LOS ANGELES (Reuters) – The Recording Industry Association of America said on Friday it had abandoned mass lawsuits against Internet users who steal music, and instead would work with Internet service providers to discourage piracy.
The RIAA, which represents major U.S. record labels, will have the ISPs send warning notices to users who illegally download music files.
Since 2003, the music industry has sued about 35,000 Internet users for music piracy.
"We think this is going to be a different form of stick, but we absolutely think this will be a meaningful alternative approach that will have a significant impact," said Cara Duckworth, a spokeswoman for the RIAA.
Other measures will be taken against Internet users who ignore their first warning notice to stop illegally downloading music, and if those users continue they could find their Internet connections disconnected, the RIAA said.
The RIAA declined to say which ISPs had signed on for the initiative, and it said it reserved the right to sue Internet users who ignored the warning notices.
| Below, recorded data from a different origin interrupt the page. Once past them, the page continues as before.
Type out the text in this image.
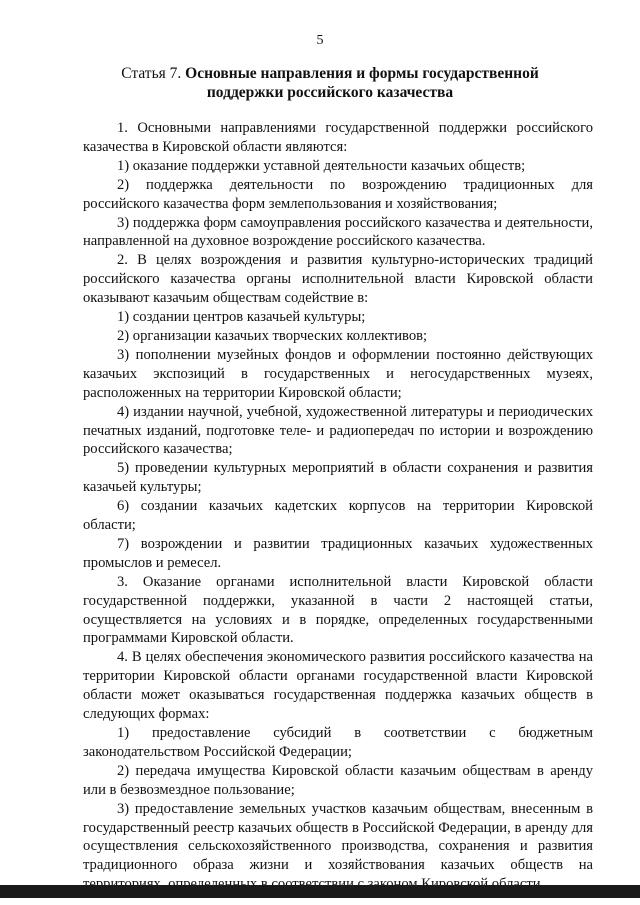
5
Статья 7. Основные направления и формы государственной
поддержки российского казачества

1. Основными направлениями государственной поддержки российского казачества в Кировской области являются:

1) оказание поддержки уставной деятельности казачьих обществ;

2) поддержка деятельности по возрождению традиционных для российского казачества форм землепользования и хозяйствования;

3) поддержка форм самоуправления российского казачества и деятельности, направленной на духовное возрождение российского казачества.

2. В целях возрождения и развития культурно-исторических традиций российского казачества органы исполнительной власти Кировской области оказывают казачьим обществам содействие в:

1) создании центров казачьей культуры;

2) организации казачьих творческих коллективов;

3) пополнении музейных фондов и оформлении постоянно действующих казачьих экспозиций в государственных и негосударственных музеях, расположенных на территории Кировской области;

4) издании научной, учебной, художественной литературы и периодических печатных изданий, подготовке теле- и радиопередач по истории и возрождению российского казачества;

5) проведении культурных мероприятий в области сохранения и развития казачьей культуры;

6) создании казачьих кадетских корпусов на территории Кировской области;

7) возрождении и развитии традиционных казачьих художественных промыслов и ремесел.

3. Оказание органами исполнительной власти Кировской области государственной поддержки, указанной в части 2 настоящей статьи, осуществляется на условиях и в порядке, определенных государственными программами Кировской области.

4. В целях обеспечения экономического развития российского казачества на территории Кировской области органами государственной власти Кировской области может оказываться государственная поддержка казачьих обществ в следующих формах:

1) предоставление субсидий в соответствии с бюджетным законодательством Российской Федерации;

2) передача имущества Кировской области казачьим обществам в аренду или в безвозмездное пользование;

3) предоставление земельных участков казачьим обществам, внесенным в государственный реестр казачьих обществ в Российской Федерации, в аренду для осуществления сельскохозяйственного производства, сохранения и развития традиционного образа жизни и хозяйствования казачьих обществ на
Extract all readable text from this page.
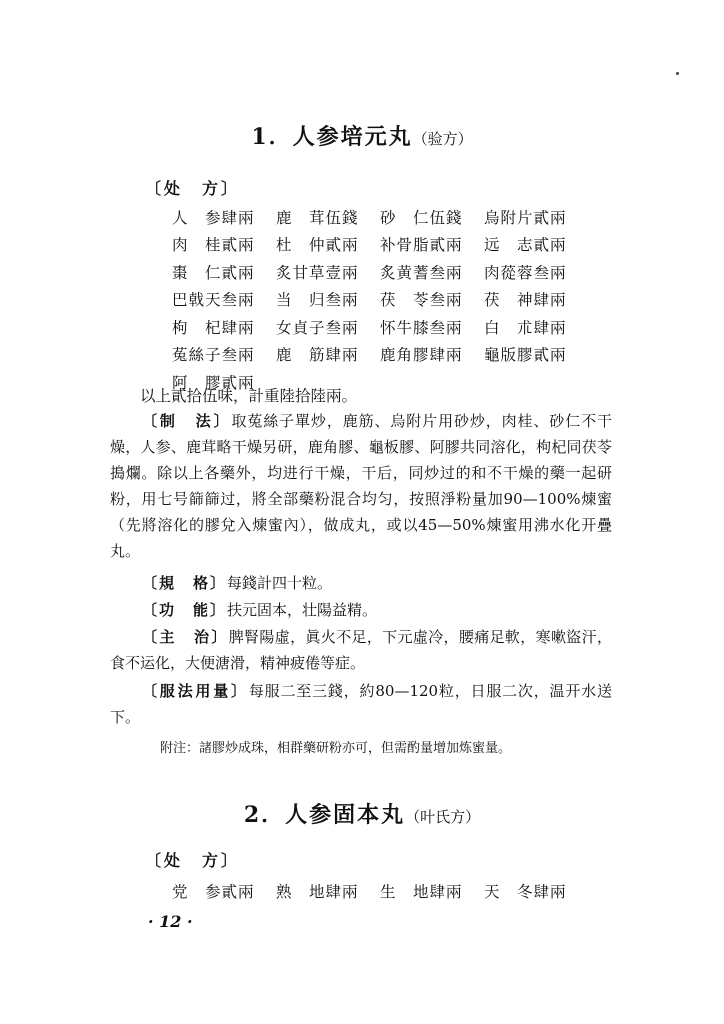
1．人参培元丸（验方）
〔处　方〕
人　参肆兩	鹿　茸伍錢	砂　仁伍錢	烏附片貳兩
肉　桂貳兩	杜　仲貳兩	补骨脂貳兩	远　志貳兩
棗　仁貳兩	炙甘草壹兩	炙黄蓍叁兩	肉蓯蓉叁兩
巴戟天叁兩	当　归叁兩	茯　苓叁兩	茯　神肆兩
枸　杞肆兩	女貞子叁兩	怀牛膝叁兩	白　朮肆兩
菟絲子叁兩	鹿　筋肆兩	鹿角膠肆兩	龜版膠貳兩
阿　膠貳兩
以上貳拾伍味，計重陸拾陸兩。
〔制　法〕取菟絲子單炒，鹿筋、烏附片用砂炒，肉桂、砂仁不干燥，人参、鹿茸略干燥另研，鹿角膠、龜板膠、阿膠共同溶化，枸杞同茯苓搗爛。除以上各藥外，均进行干燥，干后，同炒过的和不干燥的藥一起研粉，用七号篩篩过，將全部藥粉混合均匀，按照淨粉量加90—100%煉蜜（先將溶化的膠兌入煉蜜內），做成丸，或以45—50%煉蜜用沸水化开疊丸。
〔規　格〕每錢計四十粒。
〔功　能〕扶元固本，壮陽益精。
〔主　治〕脾腎陽虛，眞火不足，下元虛冷，腰痛足軟，寒嗽盜汗，食不运化，大便溏滑，精神疲倦等症。
〔服法用量〕每服二至三錢，約80—120粒，日服二次，温开水送下。
附注：諸膠炒成珠，相群藥研粉亦可，但需酌量增加炼蜜量。
2．人参固本丸（叶氏方）
〔处　方〕
党　参貳兩	熟　地肆兩	生　地肆兩	天　冬肆兩
· 12 ·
The RIAA said it would pursue lawsuits already pending against Internet users accused of illegal downloads.
The RIAA's change in strategy comes as Internet users have become increasingly aware that downloading pirated songs is illegal.
The group Arts+Labs, a collaborative between technology companies and creative artists, said in a statement that it was "encouraged by this new effort by the record companies."
Major record labels include Warner Music Group Corp, Universal Music Group owned by Vivendi SA, EMI and Sony Music Entertainment, part of Sony Corp.